Garenoxacin, a novel des-F(6)-quinolone, was tested against 40 423 pathogenic isolates associated with community-acquired respiratory tract infections (CA-RTIs). The strains included Streptococcus pneumoniae (18 887), Haemophilus influenzae (15 555), and Moraxella catarrhalis (5981), each isolated from a significant infection monitored by the SENTRY Antimicrobial Surveillance Program (1999–2005; North America, Latin America, and Europe). All tests were performed by reference broth microdilution methods for garenoxacin and 19 comparison agents. The garenoxacin MIC90 and percentage (%) of strains inhibited at ≤1 μg/mL (proposed susceptible breakpoint) were S. pneumoniae (0.06 μg/mL, >99.9% susceptible), H. influenzae (≤0.03 μg/mL, >99.9%), and M. catarrhalis (≤0.03 μg/mL, 100.0%).

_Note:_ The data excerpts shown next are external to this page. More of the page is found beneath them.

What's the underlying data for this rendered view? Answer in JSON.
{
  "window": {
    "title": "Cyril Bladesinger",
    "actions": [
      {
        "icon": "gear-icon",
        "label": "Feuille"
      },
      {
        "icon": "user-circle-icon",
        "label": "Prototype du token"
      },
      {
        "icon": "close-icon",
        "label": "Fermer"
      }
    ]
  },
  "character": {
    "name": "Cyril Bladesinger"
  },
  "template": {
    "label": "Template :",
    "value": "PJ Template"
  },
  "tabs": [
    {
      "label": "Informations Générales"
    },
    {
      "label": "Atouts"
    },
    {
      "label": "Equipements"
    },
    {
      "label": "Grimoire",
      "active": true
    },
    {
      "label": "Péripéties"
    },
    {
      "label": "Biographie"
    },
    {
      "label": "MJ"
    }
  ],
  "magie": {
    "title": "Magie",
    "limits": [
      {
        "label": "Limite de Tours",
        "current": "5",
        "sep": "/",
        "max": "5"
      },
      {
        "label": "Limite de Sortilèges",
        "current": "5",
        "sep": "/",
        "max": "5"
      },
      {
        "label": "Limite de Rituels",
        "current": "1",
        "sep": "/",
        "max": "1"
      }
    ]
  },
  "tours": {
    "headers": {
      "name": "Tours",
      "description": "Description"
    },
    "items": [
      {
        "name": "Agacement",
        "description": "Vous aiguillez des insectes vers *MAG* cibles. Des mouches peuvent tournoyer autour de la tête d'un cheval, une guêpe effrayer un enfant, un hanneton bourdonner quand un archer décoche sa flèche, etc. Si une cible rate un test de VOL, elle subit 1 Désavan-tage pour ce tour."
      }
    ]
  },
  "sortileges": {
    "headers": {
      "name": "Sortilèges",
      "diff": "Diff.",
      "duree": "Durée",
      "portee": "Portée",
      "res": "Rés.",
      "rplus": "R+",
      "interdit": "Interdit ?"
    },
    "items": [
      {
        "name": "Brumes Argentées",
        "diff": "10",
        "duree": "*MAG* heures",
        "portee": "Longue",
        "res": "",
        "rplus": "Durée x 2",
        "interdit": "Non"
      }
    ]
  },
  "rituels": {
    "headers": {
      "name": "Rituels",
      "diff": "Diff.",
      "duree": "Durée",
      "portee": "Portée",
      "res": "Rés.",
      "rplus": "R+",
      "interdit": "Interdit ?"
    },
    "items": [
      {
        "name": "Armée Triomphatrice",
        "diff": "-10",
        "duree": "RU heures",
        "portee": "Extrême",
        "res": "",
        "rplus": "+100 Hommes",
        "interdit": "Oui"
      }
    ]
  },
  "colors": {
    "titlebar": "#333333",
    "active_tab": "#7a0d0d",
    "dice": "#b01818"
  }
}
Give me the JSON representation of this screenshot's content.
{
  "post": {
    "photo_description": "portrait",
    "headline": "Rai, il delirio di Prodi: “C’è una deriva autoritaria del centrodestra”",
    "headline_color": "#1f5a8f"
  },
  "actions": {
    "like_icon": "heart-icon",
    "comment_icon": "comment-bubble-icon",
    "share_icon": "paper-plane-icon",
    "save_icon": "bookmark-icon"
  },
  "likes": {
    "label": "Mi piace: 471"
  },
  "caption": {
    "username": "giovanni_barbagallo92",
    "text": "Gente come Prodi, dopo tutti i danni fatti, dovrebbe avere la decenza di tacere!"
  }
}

The garenoxacin potency versus the pneumococci was 16- to 32-fold greater than levofloxacin or ciprofloxacin and 2-fold superior to moxifloxacin (MIC90, 0.12 μg/mL). Resistances to other classes of antimicrobials did not adversely influence garenoxacin MIC results. Ciprofloxacin- or levofloxacin-resistant (MIC, ≥4 μg/mL) S. pneumoniae had higher garenoxacin MIC90 values (1 μg/mL), but 90.6% to 97.5% of strains remained susceptible. Strains of all 3 monitored pathogens with mutations in the quinolone resistance determining region (QRDR) had higher garenoxacin MIC results, with ≥3 to 4 QRDR mutations required to elevate garenoxacin MIC values to ≥2 μg/mL. In conclusion, garenoxacin possesses a potent activity against pneumococci, H. influenzae, and M. catarrhalis strains worldwide, at a level significantly greater than the available tested agents in the fluoroquinolone class (ciprofloxacin, levofloxacin, and moxifloxacin). Only 13 and 4 isolates (0.07% and 0.03%) of S. pneumoniae and H. influenzae, respectively, had a garenoxacin MIC at ≥2 μg/mL, thus, making this new “respiratory antipneumococcal” quinolone an attractive candidate for the therapy of contemporary CA-RTI (bronchitis, pneumonia, and sinusitis).